Transportes Easo’s deal with MSI Carriers of Tennessee is a case in point. Mexicans will do most of the cross-border work, making deliveries into the United States and then picking up cargo bound for Mexico. The two companies hooked up in 1994, soon after NAFTA was signed; ever since, Easo has been preparing for the border opening. It long ago quit CANACAR, and its 750-truck fleet is computerized and tracked by satellite. The company has also implemented random drug testing, catching 10 drivers last year. “We want into the United States,” says general director Alberto Anchustegui, whose father started the company 28 years ago. His company is among nearly 150 that have applied for access to the United States. Many are private fleets owned by manufacturers seeking to reduce the cost of shipping their goods.
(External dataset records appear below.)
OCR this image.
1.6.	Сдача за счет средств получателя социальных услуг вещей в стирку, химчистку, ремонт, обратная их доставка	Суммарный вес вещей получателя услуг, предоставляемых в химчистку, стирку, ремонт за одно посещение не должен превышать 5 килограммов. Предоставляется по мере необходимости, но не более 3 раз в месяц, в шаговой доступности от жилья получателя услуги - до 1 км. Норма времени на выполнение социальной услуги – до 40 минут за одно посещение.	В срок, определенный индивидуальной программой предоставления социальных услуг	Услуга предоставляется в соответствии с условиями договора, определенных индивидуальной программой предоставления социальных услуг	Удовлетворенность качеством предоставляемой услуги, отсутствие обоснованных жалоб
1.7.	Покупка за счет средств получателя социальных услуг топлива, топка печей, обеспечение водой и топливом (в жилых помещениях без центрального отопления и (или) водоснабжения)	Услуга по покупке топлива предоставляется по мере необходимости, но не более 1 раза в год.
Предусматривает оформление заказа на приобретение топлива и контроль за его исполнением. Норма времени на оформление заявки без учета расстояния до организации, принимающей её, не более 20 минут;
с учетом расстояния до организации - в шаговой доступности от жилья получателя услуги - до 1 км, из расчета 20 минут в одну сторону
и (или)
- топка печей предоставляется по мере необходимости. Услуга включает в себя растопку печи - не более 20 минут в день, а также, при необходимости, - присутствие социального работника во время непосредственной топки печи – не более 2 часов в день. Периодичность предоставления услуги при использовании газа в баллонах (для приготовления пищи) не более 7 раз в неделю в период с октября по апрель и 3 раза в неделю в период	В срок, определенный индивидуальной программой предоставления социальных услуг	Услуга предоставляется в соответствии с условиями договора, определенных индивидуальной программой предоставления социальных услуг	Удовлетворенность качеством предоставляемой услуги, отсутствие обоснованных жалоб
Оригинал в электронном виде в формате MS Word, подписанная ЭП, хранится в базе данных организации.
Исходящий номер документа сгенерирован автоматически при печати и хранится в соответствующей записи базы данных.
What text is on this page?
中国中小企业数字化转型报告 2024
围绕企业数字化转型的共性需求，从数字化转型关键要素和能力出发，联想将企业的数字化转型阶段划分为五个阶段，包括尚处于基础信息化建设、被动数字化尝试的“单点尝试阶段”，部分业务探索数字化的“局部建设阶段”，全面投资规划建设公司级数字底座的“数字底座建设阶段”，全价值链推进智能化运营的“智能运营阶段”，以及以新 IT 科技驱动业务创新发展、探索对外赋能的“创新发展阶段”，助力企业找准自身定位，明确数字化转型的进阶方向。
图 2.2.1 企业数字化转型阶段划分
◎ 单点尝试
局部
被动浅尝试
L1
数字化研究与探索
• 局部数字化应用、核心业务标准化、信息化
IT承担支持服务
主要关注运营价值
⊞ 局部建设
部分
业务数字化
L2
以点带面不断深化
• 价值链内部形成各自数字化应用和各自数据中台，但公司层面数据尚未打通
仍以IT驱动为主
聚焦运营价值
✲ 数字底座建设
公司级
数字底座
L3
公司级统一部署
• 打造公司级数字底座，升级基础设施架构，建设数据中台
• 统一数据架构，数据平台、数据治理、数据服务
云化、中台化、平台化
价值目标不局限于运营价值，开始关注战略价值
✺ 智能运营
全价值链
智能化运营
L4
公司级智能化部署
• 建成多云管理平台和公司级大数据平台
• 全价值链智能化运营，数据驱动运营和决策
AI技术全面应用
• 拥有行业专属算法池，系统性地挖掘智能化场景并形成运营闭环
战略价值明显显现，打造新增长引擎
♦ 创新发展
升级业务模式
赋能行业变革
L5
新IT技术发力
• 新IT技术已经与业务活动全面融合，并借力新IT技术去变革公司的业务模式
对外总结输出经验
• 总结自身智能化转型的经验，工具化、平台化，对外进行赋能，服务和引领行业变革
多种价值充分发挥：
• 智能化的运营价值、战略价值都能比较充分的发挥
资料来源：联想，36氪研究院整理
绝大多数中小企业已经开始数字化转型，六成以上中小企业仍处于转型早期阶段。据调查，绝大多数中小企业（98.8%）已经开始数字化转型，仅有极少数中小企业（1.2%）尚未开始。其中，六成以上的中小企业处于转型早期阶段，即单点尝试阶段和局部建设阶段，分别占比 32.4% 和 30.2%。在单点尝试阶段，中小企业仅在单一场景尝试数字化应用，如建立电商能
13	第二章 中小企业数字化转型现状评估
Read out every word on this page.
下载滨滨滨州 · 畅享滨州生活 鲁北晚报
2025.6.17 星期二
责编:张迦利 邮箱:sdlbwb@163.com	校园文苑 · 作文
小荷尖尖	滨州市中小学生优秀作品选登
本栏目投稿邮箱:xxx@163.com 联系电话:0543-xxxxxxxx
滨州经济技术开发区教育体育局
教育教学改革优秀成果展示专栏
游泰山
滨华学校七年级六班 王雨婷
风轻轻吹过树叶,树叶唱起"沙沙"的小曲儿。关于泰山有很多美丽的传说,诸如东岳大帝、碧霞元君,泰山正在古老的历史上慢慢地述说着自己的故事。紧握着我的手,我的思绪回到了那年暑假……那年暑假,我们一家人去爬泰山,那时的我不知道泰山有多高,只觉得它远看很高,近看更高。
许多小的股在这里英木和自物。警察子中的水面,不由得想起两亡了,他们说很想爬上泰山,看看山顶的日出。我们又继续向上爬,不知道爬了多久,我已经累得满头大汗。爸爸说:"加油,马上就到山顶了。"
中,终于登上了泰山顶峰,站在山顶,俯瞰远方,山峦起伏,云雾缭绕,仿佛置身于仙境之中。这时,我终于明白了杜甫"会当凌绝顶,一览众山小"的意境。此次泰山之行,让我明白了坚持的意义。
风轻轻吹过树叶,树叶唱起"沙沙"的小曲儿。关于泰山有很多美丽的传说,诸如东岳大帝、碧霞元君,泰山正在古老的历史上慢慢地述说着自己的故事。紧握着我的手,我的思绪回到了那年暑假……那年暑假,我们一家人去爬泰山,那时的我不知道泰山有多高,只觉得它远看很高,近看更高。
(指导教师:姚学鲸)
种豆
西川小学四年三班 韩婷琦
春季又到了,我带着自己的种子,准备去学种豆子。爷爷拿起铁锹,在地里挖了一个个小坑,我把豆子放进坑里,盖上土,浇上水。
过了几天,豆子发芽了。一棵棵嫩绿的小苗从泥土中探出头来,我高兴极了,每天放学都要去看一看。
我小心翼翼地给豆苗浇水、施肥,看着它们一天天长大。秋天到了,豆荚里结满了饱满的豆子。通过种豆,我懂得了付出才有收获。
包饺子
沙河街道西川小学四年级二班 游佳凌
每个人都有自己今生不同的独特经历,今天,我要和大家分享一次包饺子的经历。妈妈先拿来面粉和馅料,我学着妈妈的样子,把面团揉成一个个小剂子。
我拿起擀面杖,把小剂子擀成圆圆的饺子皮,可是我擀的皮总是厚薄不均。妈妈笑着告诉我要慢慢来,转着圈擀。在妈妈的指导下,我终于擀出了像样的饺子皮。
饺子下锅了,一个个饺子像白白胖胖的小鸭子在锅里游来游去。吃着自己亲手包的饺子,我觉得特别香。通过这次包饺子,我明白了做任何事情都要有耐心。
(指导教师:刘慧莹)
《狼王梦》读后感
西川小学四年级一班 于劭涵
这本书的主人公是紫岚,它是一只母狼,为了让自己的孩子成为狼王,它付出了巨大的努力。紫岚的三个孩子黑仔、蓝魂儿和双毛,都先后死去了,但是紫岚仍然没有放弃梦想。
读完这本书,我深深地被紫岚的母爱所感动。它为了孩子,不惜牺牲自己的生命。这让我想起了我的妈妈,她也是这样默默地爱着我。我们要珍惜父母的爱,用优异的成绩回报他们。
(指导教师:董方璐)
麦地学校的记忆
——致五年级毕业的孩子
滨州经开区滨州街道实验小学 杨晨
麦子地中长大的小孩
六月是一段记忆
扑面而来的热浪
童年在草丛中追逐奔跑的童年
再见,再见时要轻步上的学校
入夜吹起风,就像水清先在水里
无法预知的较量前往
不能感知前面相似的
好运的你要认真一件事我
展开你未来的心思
To help them, the Mexican government is now suing the United States under NAFTA’s dispute-resolution process. But a U.S. countersuit is likely to stall any decision until after the November presidential election. Truckers like Marquez are patient, though. Sometimes he reclines his seat, stretches his arms to the wheel and lets the cigarette ashes fall onto the floor in front of him. Channel 5 on the CB crackles with trucker talk. The heroes are men like “The Drunk” and “The Papaya”–famous for their sharp and salty patter. Sometimes talk turns to the most famous Mexican trucker of all, the fictitious Lola. A character in a series of movies, she plies the highways looking for the drug traffickers who killed her father. And as her theme song goes, she is fighting for justice on the border. Maybe she could even sort out this international traffic jam.